Gedurende de 2e helft van de jaren 30 werd er in Hoensbroek bij de toen nog zo genoemde Steenberg gevoetbald. Tussen de parkeerplaats van huidige VKC complex en Schuureikenweg bevond zich een stuk lager gelegen weiland waar regelmatig jonge mannen de voetbalsport beoefenden. Dit voetballen gebeurde zonder aansluiting bij een voetbalbond waardoor het "wildvoetbal" werd genoemd. Na enkele jaren werd het voetbal onder de naam "Steenbergse Boys" voortgezet op een voetbalveld dat in de breedte schuin afliep. Dit primitieve speelveld werd aangelegd bij de toenmalige Voorstraat op de plek waar zich nu een aantal zogenaamde Limburgwoningen bevinden. Het kleedlokaal was onder de brug over de "holle weg" in de richting van de Delstraat.
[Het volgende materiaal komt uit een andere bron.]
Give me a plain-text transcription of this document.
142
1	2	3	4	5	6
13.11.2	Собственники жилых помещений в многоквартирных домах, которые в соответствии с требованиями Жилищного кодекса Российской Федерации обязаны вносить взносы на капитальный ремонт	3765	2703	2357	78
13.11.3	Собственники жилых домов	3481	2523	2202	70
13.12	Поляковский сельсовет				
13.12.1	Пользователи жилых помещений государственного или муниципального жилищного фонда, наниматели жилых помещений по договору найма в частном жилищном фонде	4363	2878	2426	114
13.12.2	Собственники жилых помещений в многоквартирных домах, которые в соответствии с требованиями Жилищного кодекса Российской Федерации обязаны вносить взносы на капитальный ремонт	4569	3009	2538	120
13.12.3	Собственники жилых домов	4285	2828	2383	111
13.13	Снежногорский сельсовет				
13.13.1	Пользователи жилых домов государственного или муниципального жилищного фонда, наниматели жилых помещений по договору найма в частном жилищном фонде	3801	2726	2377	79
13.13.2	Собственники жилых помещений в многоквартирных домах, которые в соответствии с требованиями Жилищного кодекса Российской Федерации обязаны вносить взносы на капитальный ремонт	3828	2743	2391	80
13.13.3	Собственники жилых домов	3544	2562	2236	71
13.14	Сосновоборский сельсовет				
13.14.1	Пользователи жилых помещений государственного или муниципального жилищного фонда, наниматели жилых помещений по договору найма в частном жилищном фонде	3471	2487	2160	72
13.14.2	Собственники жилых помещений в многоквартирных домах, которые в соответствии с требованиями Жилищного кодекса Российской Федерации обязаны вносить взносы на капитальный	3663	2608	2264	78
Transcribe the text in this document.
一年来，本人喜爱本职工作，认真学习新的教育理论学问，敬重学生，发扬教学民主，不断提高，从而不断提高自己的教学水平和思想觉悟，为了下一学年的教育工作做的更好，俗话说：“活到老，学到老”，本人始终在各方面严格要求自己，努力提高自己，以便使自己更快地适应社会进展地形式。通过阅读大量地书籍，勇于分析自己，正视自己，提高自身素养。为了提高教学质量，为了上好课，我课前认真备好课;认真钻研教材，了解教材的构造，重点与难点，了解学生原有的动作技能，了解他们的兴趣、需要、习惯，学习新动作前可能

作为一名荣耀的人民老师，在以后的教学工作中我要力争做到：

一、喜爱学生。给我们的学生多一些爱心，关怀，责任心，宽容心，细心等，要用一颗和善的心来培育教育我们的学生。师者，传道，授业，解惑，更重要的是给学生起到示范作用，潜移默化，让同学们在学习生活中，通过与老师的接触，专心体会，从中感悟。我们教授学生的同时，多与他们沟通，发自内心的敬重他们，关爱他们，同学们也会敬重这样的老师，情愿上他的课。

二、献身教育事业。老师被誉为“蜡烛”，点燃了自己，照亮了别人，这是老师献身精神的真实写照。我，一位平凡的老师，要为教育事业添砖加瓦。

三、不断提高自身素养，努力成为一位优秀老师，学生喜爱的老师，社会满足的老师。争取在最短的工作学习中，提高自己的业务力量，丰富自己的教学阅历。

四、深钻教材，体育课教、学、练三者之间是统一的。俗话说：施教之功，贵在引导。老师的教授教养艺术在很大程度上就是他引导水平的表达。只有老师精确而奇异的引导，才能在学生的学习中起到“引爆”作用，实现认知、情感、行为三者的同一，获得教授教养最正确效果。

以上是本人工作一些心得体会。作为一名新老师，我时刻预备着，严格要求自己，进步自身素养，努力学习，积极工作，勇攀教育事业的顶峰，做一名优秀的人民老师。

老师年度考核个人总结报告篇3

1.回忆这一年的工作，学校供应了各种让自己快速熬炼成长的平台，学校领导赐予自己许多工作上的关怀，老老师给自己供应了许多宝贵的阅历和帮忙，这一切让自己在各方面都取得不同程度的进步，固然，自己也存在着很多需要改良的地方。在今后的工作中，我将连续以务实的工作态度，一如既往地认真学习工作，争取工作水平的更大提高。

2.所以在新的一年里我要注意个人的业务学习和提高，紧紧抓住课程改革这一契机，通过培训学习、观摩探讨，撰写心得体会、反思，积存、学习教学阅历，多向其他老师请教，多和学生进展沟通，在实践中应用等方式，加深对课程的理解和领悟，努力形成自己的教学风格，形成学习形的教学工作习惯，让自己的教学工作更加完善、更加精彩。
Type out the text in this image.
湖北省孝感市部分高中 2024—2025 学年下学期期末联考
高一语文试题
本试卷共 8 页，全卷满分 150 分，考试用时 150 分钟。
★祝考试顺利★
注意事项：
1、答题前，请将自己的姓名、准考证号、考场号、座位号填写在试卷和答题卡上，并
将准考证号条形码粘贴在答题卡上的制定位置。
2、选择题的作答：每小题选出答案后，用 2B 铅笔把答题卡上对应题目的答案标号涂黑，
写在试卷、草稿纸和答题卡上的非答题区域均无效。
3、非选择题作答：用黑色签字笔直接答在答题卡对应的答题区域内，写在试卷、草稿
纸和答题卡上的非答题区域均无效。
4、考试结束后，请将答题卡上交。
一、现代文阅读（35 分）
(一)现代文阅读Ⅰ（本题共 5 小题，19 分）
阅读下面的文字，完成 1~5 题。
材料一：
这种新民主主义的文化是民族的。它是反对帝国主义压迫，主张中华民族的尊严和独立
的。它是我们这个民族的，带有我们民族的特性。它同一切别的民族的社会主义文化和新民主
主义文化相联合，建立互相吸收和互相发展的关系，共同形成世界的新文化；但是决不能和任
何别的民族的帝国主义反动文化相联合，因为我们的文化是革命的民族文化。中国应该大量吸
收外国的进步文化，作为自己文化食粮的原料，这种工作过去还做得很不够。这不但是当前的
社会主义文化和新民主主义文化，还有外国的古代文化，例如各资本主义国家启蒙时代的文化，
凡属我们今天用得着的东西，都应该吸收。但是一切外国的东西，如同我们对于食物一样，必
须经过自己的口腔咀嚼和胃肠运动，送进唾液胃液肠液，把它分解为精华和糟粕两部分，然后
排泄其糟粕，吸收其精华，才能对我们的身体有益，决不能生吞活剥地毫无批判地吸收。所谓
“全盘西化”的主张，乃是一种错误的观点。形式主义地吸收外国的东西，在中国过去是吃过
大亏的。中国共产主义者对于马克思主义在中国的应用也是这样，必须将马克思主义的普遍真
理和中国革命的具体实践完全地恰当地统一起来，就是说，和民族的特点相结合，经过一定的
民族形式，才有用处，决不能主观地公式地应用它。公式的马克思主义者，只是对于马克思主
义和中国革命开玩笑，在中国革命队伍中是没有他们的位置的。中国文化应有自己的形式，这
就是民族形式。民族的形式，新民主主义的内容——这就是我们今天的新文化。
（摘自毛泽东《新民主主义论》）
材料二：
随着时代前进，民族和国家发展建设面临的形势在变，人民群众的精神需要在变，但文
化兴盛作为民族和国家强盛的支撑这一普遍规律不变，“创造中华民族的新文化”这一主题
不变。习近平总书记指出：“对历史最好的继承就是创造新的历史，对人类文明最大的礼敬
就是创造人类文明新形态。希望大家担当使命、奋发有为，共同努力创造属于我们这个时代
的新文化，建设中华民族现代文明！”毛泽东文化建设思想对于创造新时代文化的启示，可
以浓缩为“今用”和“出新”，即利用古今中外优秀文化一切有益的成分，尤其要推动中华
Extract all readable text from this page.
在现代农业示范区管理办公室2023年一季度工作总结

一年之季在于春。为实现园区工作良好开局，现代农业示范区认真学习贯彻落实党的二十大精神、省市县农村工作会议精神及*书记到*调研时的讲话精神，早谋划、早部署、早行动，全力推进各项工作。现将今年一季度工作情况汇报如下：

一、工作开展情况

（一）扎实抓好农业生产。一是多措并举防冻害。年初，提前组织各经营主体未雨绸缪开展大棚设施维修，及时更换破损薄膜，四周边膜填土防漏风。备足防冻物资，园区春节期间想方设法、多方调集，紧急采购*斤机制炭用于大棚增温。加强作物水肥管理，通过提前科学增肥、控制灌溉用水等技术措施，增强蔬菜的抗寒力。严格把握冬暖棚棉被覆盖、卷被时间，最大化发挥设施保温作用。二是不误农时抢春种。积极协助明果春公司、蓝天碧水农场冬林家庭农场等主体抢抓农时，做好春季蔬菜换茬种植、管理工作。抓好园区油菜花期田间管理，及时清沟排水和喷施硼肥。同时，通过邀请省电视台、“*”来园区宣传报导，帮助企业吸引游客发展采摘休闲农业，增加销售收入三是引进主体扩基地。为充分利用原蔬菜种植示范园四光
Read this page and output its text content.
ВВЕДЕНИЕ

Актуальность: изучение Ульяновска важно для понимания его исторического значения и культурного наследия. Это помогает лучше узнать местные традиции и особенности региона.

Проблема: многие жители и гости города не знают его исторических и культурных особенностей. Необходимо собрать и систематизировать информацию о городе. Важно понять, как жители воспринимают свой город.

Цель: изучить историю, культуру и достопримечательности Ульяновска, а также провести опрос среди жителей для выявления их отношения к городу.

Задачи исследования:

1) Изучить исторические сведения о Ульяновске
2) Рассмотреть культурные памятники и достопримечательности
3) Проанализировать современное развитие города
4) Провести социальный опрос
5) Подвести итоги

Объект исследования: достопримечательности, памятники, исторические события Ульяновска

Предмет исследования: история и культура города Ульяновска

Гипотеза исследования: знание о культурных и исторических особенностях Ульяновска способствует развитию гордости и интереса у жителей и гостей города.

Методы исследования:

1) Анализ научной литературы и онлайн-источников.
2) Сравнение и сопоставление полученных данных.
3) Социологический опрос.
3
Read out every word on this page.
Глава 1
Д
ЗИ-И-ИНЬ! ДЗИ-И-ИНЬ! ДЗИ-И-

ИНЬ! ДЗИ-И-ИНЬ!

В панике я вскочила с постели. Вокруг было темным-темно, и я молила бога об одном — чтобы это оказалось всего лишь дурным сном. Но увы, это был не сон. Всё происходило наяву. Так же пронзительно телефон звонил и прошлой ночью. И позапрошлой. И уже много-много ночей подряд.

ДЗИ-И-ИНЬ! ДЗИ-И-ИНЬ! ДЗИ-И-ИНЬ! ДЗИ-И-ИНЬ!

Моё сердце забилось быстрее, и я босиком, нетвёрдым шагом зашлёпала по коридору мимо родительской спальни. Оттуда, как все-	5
In juni 1944 werd er structuur aangebracht, een aantal mannen bereikte de aansluiting bij de KNVB. De voetbalclub werd officieel opgericht en was lid van de KNVB. Toen nog steeds onder de naam Steenbergse Boys.

De wijknaam werd later veranderd in Maria-Gewanden en Steenbergse Boys werd voetbalclub Tuindorp (VCT).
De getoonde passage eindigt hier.